Monday, March 9, 2015

9"X12" stencil TANGLED PODS

 I often fall back on old favorite stenciling techniques, including the use of a Sofft Sponge to apply heavy-body acrylic paint thru the openings.  I usually do this as a second step, having first created a background.  Over the background already established on the canvas below, I've used my 9"X12" stencil  Tangled Pods to apply acrylic paint thru it, with this sponge. 

After using the stencil a first time , I often add spray paint.  The spray reinforces the layered look that's already begun -- and it's useful for hiding areas where paint may have bled under the stencil.  I often use Adirondack color wash spray from AmazonSmile.  Other times, I use my own acrylic paint in a mister bottle, thinned with water and a few drops of airbrush medium.

On the current painting, I decided to add some opaque paint to part of the canvas, creating a base for the spray technique.  This is not always necessary but it was what I wanted to do this time.  See below:

Below is a close-up of the stencil taped to the canvas, ready for me to apply the spray paint.  (Notice I have cut the outside border off the stencil, which is stained from having been used earlier with burgundy paint.) 

Detail close-up

After spraying paint thru the stencil, I lifted the stencil, leaving what you see in the close-up below. 

Detail close-up
Another old favorite technique that I often fall back on is to use the reductive (also called subtractive) approach:  First, I paint a layer of new color in a limited area.

While this layer is still wet, I place a stencil over it.  Holding the stencil in place with one hand, I use the other with a paper towel or soft cloth to rub off still-wet paint in the areas that are exposed in the openings of the stencil.  The results are shown below -- where I have used the reductive technique on both the left (purple) and right (aqua) lower sections.
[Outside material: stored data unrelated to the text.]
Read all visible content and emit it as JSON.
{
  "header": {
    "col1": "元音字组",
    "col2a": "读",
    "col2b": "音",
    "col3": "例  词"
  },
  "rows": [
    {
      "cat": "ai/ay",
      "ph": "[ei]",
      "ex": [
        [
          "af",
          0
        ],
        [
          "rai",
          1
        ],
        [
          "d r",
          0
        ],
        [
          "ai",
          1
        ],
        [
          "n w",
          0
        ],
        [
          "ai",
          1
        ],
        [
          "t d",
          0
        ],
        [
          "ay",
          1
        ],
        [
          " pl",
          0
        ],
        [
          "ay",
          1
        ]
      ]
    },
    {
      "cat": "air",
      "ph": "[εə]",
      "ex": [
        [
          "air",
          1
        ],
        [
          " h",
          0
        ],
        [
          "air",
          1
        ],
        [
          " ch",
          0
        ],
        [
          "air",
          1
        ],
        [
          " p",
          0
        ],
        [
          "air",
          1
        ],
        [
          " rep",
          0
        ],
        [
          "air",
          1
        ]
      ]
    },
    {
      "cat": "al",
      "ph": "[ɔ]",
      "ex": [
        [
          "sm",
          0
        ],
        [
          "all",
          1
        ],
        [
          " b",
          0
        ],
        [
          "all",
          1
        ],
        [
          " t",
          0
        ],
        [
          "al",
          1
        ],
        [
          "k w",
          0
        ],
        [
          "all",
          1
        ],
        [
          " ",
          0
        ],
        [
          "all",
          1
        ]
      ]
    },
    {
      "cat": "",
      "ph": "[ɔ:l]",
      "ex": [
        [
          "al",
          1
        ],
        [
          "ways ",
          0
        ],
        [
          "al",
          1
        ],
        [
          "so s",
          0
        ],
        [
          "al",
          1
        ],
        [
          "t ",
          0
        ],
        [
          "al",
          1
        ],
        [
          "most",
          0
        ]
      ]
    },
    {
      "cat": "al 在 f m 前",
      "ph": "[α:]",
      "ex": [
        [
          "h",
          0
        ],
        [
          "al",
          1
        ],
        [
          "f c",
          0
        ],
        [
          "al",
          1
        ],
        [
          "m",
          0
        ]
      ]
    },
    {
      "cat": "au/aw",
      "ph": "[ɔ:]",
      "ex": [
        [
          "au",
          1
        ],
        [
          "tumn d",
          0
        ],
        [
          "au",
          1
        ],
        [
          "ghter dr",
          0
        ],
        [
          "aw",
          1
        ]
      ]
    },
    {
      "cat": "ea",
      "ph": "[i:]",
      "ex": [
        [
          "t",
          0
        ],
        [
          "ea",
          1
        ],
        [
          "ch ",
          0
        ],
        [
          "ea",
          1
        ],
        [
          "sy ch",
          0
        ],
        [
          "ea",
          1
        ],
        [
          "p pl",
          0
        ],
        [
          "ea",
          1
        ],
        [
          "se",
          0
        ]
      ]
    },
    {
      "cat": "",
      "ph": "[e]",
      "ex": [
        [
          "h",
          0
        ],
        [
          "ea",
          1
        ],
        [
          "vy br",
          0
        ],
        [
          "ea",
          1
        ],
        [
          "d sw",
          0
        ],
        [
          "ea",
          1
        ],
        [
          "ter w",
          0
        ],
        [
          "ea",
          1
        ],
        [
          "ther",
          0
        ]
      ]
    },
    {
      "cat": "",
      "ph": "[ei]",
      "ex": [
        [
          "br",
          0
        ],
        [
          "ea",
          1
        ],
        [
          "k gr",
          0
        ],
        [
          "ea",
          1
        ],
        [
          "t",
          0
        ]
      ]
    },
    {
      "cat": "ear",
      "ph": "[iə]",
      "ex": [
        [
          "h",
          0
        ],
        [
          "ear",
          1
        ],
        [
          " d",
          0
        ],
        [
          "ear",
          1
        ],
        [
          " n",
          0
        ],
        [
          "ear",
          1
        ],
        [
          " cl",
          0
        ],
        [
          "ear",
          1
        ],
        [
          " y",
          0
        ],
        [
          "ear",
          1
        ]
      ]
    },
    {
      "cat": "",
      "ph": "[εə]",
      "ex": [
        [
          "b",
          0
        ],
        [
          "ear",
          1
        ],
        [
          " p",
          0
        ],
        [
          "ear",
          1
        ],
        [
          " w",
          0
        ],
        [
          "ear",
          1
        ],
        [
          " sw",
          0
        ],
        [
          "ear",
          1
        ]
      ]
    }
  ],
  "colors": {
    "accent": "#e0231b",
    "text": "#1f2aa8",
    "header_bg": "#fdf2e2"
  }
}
Below is a close-up of the left lower corner where the reductive method was used:

 Next, I painted the upper right area of this painting, again applying acrylic paint thru the stencil.  See below.

Below is a close-up of this upper right area:

After the burgundy paint had dried on the upper right area, I secured the stencil to the canvas with green masking tape, shown below.  Notice again that I've cut off the stencil's outer border.

Once more, I used water-thinned green acrylic paint in a mister to spray thru the stencil.  After I lifted off the stencil, the central right area appeared as shown below.

Below is a full view of this painting, further developed -- what I've done:  (1) I painted out the left-middle section with opaque green paint; (2) over the green layer, I applied full-strength pink paint thru the Tangled Pods stencil; (3) I weakened the lower part of this imprint by lightly covering that area with green spray paint.  At this point, this painting is nearly finished.

Below is the painting, finished.  The final touch was to add part of the cut-up stencil (now painted purple) along the left side.  This meant cutting the stencil almost completely apart and reassembling it as I collaged it onto the canvas.  This artwork is entitled The Beans because my friend Vicky Culver gave that joking title to the dangling pods that inspired me to create this stencil.  At our local art guild, Vicky parks her car near these pods, which hang from a tree that goes by three names --  take your choice -- Sophora japonica; Japanese Pagoda Tree; Chinese Scholar Tree.  The pods resemble strands of pearls.

 These are only a few ways I've found to use my 9"X12" stencil Tangled Pods. 

Below is another painting on canvas, in which I've used the same combination of techniques with the same stencil:

In the lower left corner, I've added a strip of burgundy paint and collaged over it the remaining stencil, stained green and burgundy -- with its outer border removed.

1 comment:

  1. Such lovely work, Cecilia!
    I love you're new stencil and seeing the steps of your art process.